Last week I wrote a post about the trailer for the film Buried. After extoling its brilliance, I decided I really had no excuse for having not seen the film, and so last weekend Buried and I set a date. Several days later, I’m still trying to recover. That’s not to say it was a bad movie; on the contrary it was probably one of the best I’ve seen in months, but its effect on me was so traumatizing, I’m literally having nightmares every night. It takes a lot for a film to get under my skin so thoroughly, but I have a feeling that that is exactly where Buried is going to stay for the foreseeable future.

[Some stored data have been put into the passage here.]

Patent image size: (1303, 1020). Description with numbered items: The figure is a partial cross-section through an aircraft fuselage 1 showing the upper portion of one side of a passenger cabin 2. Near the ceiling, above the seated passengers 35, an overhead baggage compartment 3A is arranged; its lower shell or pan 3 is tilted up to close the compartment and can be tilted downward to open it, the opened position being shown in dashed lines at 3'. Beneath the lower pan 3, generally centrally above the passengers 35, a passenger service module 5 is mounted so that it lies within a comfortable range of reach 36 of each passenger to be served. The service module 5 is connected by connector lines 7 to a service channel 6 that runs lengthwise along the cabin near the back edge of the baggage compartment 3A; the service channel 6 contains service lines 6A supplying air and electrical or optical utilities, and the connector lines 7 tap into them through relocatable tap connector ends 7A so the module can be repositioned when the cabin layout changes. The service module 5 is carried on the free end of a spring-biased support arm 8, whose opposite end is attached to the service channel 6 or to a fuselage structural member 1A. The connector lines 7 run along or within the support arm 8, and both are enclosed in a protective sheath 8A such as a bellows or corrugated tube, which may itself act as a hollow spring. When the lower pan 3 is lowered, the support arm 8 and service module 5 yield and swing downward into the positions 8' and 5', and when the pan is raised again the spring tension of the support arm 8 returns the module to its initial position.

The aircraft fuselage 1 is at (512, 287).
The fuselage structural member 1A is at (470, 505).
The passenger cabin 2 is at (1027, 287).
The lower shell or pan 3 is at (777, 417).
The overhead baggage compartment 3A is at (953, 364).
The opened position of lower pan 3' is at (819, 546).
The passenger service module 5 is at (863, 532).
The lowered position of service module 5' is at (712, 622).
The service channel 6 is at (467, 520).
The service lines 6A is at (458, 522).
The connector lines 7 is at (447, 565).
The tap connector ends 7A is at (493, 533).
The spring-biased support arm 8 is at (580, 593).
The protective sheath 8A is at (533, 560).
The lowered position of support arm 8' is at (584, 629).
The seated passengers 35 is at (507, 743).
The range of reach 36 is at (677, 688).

To quickly recap, Buried is the story of an American truck driver, played by Ryan Reynolds, who is kidnapped in Iraq and buried alive in a coffin with only a cell phone and a lighter to keep him alive. The film is ninety minutes, runs in real time, and takes place entirely in the coffin. It’s just Reynolds, in a box, for ninety minutes. I was prepared for an intense film, and at times the suspense was almost agonizing, but what I wasn’t prepared for was the emotional punch the film managed to wield. Using just cell phone conversations, the film created a complete picture of a complex but relatable character and the relationships that fill his life. Mixed in with the terror were moments of tenderness that made me cry, and conflicts that more than once actually made me laugh out loud. The wide range of emotions elicited in this film surprised me, and made the process that much more intense, because the more I came to care about this character, the more I screamed at the TV as the minutes ticked down. Before watching, I figured there were only two outcomes for this film; either he lives or dies, but Buried managed one last surprise with a twist that hit me in the gut with such a force, I actually sat staring at the TV for a good twenty minutes after the credits had concluded, unsure of what to do next.

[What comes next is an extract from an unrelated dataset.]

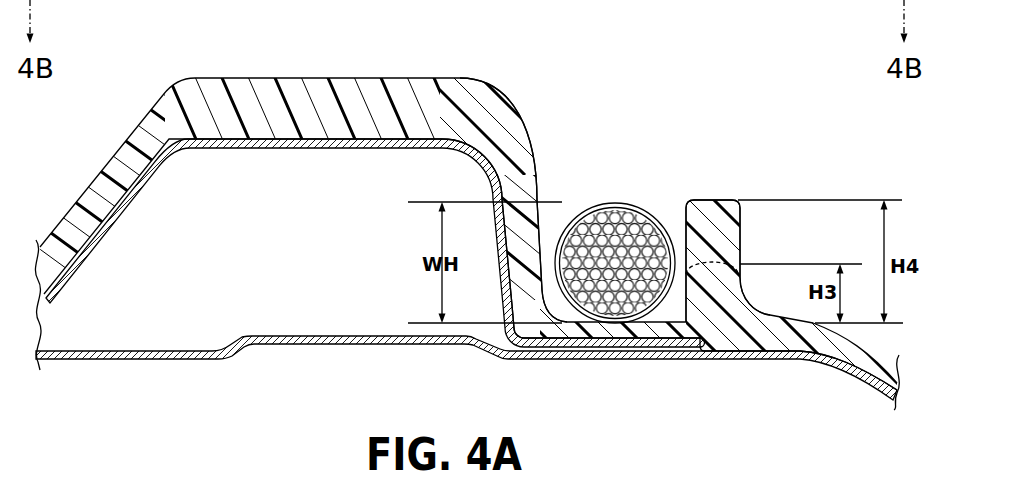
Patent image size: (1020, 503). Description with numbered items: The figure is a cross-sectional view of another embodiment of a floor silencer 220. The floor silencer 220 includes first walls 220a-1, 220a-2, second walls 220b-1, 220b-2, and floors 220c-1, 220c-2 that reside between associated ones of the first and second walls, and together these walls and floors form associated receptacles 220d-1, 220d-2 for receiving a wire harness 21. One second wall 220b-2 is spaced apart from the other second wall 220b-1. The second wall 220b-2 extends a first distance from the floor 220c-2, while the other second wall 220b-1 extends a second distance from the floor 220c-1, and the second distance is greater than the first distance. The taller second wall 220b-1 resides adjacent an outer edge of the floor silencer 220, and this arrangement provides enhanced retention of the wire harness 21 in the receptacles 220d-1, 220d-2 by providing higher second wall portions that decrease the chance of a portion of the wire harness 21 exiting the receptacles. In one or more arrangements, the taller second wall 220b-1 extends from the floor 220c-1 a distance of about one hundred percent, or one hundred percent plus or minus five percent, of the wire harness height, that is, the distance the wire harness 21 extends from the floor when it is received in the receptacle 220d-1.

It is a shame that Buried did not receive a wider release in the United States, because it is an amazing film that should be studied by film students as a master work in minimalist filmmaking. Moreover, Ryan Reynolds’ performance is truly astonishing and deserves to be seen. I can’t even begin to imagine how difficult it must have been to film this movie, and when a visitor showed up in the coffin at about the sixty minute mark I began to consider the notion of actor abuse. How Reynolds emerged from that film shoot without having a mental breakdown I’ll never know. He may be having a rough year at the moment with both Green Lantern and The Change Up getting beat up at the box office, but after watching his mesmerizing performance in Buried, I have no doubts regarding his talent as an actor. As for the film itself, I would recommend it to everyone because it really is an incredibly well made film, but this recommendation comes with a warning. Buried is intense, shocking, heartbreaking, and its effect on the viewer is not to be taken lightly. A good film stays with you, and I know I won’t be shaking Buried any time soon. I just wish the nightmares would stop.